BEIRUT (Reuters) - Syrian Islamist insurgents attacked government forces and their allies in the country’s northwest on Friday where the same factions recently waged a fierce assault that inflicted heavy losses, monitors said.
The insurgents, including fighters from the al Qaeda-affiliated Nusra Front, had already captured one village just two hours after beginning the latest attack southwest of Aleppo, the Syrian Observatory for Human Rights said.
Government forces were responding with shelling and heavy air strikes in the area, near the town of Khan Touman, the British-based monitoring group said.
Nusra Front spearheaded an attack on Khan Touman last month, delivering one of the biggest battlefield setbacks yet to a coalition of foreign Shi’ite fighters, including Iranians and the Lebanese Hezbollah fighting in support of Syrian government forces.
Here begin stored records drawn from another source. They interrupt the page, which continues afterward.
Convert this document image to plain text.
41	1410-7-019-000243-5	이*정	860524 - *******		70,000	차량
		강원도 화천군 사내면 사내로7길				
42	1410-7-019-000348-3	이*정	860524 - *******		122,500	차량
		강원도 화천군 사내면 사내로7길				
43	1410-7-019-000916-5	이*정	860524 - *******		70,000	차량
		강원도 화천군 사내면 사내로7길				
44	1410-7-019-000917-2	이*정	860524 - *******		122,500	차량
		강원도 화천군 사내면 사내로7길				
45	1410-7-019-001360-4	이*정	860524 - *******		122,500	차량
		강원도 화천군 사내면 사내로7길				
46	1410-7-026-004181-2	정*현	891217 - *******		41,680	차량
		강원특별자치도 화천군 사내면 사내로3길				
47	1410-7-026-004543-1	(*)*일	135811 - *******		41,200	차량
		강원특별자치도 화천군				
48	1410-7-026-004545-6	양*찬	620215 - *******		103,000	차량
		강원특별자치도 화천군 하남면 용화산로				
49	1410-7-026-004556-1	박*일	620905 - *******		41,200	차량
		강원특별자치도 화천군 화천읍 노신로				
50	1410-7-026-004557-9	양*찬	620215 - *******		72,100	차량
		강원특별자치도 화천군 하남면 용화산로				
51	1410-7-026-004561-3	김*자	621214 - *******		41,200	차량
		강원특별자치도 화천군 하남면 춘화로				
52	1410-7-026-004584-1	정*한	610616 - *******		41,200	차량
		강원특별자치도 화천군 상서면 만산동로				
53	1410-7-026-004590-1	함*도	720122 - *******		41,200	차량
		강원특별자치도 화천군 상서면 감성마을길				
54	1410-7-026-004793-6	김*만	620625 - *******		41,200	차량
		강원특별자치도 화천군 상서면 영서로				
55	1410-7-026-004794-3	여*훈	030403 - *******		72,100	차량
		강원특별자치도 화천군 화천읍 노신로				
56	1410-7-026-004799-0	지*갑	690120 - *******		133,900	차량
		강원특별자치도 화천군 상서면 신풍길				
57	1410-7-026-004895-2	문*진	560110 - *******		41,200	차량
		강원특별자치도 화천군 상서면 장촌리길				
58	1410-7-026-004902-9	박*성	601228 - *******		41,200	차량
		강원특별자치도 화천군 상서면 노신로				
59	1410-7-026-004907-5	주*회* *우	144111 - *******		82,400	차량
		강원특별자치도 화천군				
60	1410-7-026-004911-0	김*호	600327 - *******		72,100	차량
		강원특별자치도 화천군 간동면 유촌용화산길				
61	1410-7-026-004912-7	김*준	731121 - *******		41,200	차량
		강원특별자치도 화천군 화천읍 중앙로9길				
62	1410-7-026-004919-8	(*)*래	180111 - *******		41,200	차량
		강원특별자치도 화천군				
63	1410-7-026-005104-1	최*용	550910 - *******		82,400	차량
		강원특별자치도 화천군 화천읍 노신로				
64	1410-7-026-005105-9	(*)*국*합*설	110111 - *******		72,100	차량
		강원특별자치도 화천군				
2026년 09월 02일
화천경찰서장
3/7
It was a rare success in recent months for rebels battling President Bashar al-Assad. Government forces and their allies have advanced against insurgents, and separately against Islamic State, in a number of other areas.
Russia’s military intervention in support of Damascus in September has helped turn the war Assad’s way.
The al Qaeda affiliate’s battlefield allies in Friday’s assault included the powerful Islamist group Ahrar al-Sham and the Turkestan Islamic Party, the Observatory said.